On April 8, 1885, the St. Louis Evening Chronicle published an astonishing story — coal miner Tim Collins had broken into a forgotten cavern hewn by subterranean giants:
A large room, probably 65 by 100 feet in extent, showed itself dimly by the light of our tapers. It was about 20 or 25 feet from floor to ceiling, and had evidently been lighted from the top, though there were openings in the walls where, from appearances, great oaken blinds or doors had once been. These doors had rotted, and only small portions of them remained, small bits of which we chipped off with our knives as souvenirs of our visit. Further examination showed that this room had been used as a workshop but mechanics who had been at work long before Huram’s artificers hewed the architecture for Solomon’s temple. On each side near the walls, and also in the center, were found tables or benches where they had fashioned the work of their hands. These benches were of stone, and there were but few evidences of the character of work done. The wood that had been employed was damp, rotten and so covered with mold as to be almost indistinguishable in shape, and when touched, crumbled to dust. Tools were found on the benches, the handles of which had long since rotted away. But the tools themselves were in a good state of preservation and show that they were fashioned by master mechanics.
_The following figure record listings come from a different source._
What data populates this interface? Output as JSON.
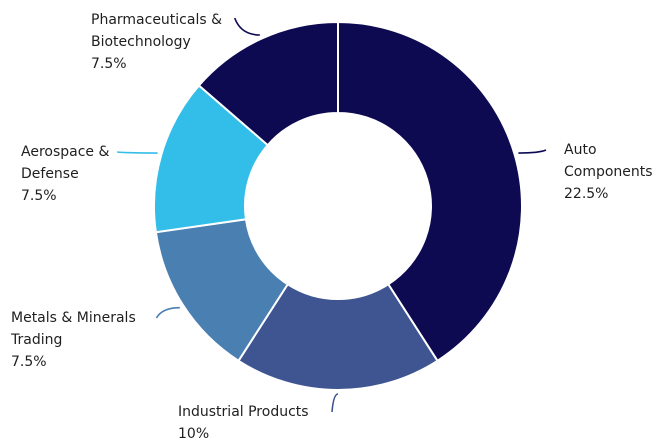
{
  "chart_data": {
    "type": "pie",
    "subtype": "donut",
    "title": "",
    "slices": [
      {
        "name": "Auto Components",
        "label_lines": [
          "Auto",
          "Components"
        ],
        "value_label": "22.5%",
        "value": 22.5,
        "color": "#0e0a52"
      },
      {
        "name": "Industrial Products",
        "label_lines": [
          "Industrial Products"
        ],
        "value_label": "10%",
        "value": 10,
        "color": "#3f5591"
      },
      {
        "name": "Metals & Minerals Trading",
        "label_lines": [
          "Metals & Minerals",
          "Trading"
        ],
        "value_label": "7.5%",
        "value": 7.5,
        "color": "#4a7fb2"
      },
      {
        "name": "Aerospace & Defense",
        "label_lines": [
          "Aerospace &",
          "Defense"
        ],
        "value_label": "7.5%",
        "value": 7.5,
        "color": "#33bde9"
      },
      {
        "name": "Pharmaceuticals & Biotechnology",
        "label_lines": [
          "Pharmaceuticals &",
          "Biotechnology"
        ],
        "value_label": "7.5%",
        "value": 7.5,
        "color": "#0e0a52"
      }
    ],
    "legend": "none"
  }
}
A number of them were brought to the surface and are now exposed to the gaze of the curious.
The story drew worldwide attention for three days before it was revealed to be false — reporter J.W. Estes of the Moberly Daily Monitor had concocted it as a late April Fools’ Day hoax.
Collins was real enough — to keep off curiosity seekers he was forced to mount a sign at his mine’s entrance: NO BURRYIED SITY LUNATICKS ALOUD ON THESE PREMISES.